Again, Errol shook his head. “It’s not Celeste worrying me. I think she’s rather taken to being a widow, if I’m honest. It’s the boy. It’s a lot to lose a father. Look, my thinking is, go down there, spend some time with him, with them, and when the moment is right, you deliver some tough love.”
“And what if”—Emil chose his words with care— “. . . what if Andres wants nothing to do with me?”
Errol seemed not to have considered this hitch. Looking at Vivian, he rubbed his middle finger along his cheek. “Well, if he’s not interested, so be it. But it would still be an education for you, Emil. You know, reconnect with your roots.”
“Christ, Errol,” Vivian said. “You’re wanting Emil to play babysitter and explore his roots, when all he wants is a break. Breathing space from the intense preparation to become a neurosurgeon. And are you really asking him to throw himself on the hospitality of his less well-off relatives, people he’s not seen in five years? For a few months?”
“Christ yourself, Vivian.” Errol shifted in his seat, and he turned now toward Emil. “What’s breathing space? What does that mean? You’re going to go lounge on a beach somewhere? See some sights? Rome, Venice, this kind of thing?”
“What’s the implication here, Errol?” Vivian held tight to her sudden fury; her voice barely rose. “He’s being shiftless because he wants a hiatus. That’s your response?” The signs of her outrage were physiological. Vivid. She jabbed her arms in a birdlike motion, exposing the insides of her wrists; in her throat, the jugular vein stood out beneath the skin.
“It could work,” Emil interjected, although he was care- ful to leave his meaning unclear. He felt embarrassed before his mother’s ire. Shamed. He did not merit such a righteous defense. And he is conflict-averse enough that he’d already begun considering what going along with Errol’s idea might entail. In the next breath, he said, “Maybe I can learn something from Andres too.”
Even though he knew this would inflame Vivian even more. “What are you saying, Emil? What do you mean?” Vivian caught her breath. “This is crazy. If it’s down to anyone to save Andres, that would be Celeste. And where in all of this is Torrance, where does he figure? Maybe he needs rescuing as well?”

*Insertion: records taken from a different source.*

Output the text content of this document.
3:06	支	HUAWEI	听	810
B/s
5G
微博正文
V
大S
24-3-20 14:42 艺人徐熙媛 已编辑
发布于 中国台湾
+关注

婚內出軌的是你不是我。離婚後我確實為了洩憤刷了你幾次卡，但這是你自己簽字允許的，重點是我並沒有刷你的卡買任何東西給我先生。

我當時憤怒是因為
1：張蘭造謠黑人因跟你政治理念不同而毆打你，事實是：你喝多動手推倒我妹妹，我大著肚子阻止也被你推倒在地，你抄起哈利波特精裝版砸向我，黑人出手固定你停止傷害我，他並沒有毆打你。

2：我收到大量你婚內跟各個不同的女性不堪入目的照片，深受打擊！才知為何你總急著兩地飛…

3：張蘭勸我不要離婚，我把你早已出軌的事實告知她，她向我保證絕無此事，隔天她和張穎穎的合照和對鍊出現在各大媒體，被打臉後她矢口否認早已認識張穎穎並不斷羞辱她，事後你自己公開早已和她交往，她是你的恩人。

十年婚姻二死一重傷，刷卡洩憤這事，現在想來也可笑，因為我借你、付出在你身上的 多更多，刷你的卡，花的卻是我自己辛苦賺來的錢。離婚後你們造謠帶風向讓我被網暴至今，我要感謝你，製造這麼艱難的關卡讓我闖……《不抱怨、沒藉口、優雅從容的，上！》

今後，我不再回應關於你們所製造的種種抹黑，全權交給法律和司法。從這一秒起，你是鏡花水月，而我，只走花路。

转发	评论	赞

“Let me think about it,” Emil said. A fleeting pleasure, seeing his father quail beneath Vivian’s anger.
“Yes. Sleep on it,” the mother said. “I’m done with the topic, Errol. Done with concerning myself with Andres and Celeste as if they’re children. And for god’s sake, Errol, spare me any talk of roots in this house. Spare me. Keep that . . . kak for your comrades.”
A family squall, and one blown out as abruptly as it flared. Were anyone peering in at the window, the Silvas would have presented a curious tableau. Vivian staring into her plate as if scrying. Errol slumped in his chair, wetting his lips with the tip of his tongue every few moments, chastened in the stony silence, awed too by his wife’s capacity for outrage. There were stains in the bottoms of the wineglasses, the lees dark and gritted as coffee. At the lip of Emil’s own plate was a row of translucent trout bones; Nanda, the housekeeper, had missed a few in her deboning.